You'd be amazed how much fitness equipment you can squeeze into two broom cupboards, or how many sweaty people. If the man on the weighing-machine had had more hair, or indeed any hair at all, it would have brushed the knees of the girl on the exercise bike every time he leaned forward. Kadisha said there were plans to incorporate a multi-purpose exercise studio, but I'd had enough sport for one day and took the membership brochure home to ponder.
"Why don't you get a personal trainer," advised a well-heeled friend who is currently in the middle of an acrimonious divorce, most of the acrimony arising from her ex-husband's refusal to continue paying for her personal trainer. The mean beast, said Phoebe. "I know they're expensive. But they're 10 times more effective than going to a gym and work out cheaper because you stop going to gyms because they're so squalid." I thought of the bald man on the weighing-machine. How much is a personal trainer, and what exactly do they do, I asked. How long is a piece of string, said Phoebe.
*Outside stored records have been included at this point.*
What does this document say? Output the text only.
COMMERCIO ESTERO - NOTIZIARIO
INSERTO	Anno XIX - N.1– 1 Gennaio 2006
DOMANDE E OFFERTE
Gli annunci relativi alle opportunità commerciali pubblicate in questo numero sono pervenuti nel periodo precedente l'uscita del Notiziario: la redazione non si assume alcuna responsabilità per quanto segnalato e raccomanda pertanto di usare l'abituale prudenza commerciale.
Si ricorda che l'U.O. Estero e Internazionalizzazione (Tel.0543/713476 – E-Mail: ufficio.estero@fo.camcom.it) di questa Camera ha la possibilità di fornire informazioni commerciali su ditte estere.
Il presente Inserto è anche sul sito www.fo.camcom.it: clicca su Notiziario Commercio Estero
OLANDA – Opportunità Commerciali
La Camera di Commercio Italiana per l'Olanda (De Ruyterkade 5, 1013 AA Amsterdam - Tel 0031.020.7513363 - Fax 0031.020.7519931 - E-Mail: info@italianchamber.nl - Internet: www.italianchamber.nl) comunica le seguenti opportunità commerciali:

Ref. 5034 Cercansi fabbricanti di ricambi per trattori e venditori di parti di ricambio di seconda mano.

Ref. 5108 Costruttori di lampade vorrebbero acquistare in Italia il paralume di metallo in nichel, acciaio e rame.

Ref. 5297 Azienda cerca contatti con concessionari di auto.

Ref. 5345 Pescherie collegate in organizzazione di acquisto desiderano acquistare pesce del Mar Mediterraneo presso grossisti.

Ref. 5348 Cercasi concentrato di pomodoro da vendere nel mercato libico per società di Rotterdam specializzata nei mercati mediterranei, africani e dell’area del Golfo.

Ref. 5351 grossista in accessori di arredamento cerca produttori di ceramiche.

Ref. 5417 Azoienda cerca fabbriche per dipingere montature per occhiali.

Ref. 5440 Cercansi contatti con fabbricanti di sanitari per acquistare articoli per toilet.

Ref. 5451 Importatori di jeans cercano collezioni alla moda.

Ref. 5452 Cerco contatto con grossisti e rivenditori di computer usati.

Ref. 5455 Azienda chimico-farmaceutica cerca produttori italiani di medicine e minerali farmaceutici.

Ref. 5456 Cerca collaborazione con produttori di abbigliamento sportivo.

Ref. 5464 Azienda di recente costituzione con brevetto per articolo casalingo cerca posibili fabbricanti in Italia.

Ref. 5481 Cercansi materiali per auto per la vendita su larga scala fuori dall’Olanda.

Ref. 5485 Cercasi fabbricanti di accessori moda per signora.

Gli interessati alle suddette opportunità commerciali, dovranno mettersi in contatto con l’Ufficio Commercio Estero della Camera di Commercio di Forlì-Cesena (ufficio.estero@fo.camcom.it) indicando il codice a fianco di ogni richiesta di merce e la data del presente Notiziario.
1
Next morning, Anne-Marie, tall, lithe, blonde and carrying a sports bag full of weights and boxing gloves, arrived at 7.30 sharp. She specialises in that strain of martial arts known as Tai-Kwon-Do, her aim being not just to make you fit, but fighting fit. Her husband, Winston, is the British Tai kick-boxing champion. I don't suppose their neighbours complain about loud music after 10.30pm.
Between six and seven that morning Anne-Marie had personally trained a banker in Hampstead who wanted toning and muscle definition. After me she had a couple of housewives who wanted to lose weight and, that evening, she was seeing a barrister who was particularly fond of that Tai-Kwon- Do exercise where you jump, twist and kick. He likes kicking really hard.
I cleared sundry shoes, cereal bowls and items of clothing from the sitting- room floor and Anne-Marie took me through some warm-up exercises. "Great," she said, "you're doing great. Now kick this." She produced what looked like a leather oven-glove and held it at waist height. "Kerpow!" went my bare foot against the glove.
"Mum, where's my packed lunch?" said the youngest. Biff! Kerpow! Splat! I was now doing extended twist-kicks like Bruce Lee and the lawyer. "Where is his lunch?" asked my husband.
Anne-Marie was explaining how Tai-Kwon-Do was invented by oppressed Korean peasants. There was one particularly impressive aerial kick designed to unseat oppressive warlords from their horses but, unfortunately, she couldn't demonstrate it for me because she had just cracked a rib. Gosh, how? I asked. After a bad coughing fit, said Anne-Marie.
I should like to learn how to unseat an oppressive warlord but, in the meantime, Anne-Marie showed me how, with a graceful knee-jerk to the groin, I could unseat or more likely unman a mugger on the Northern Line.
Toning, muscle definition, self-defence. It's a snip. Go for it, Phoebe. Why settle for less?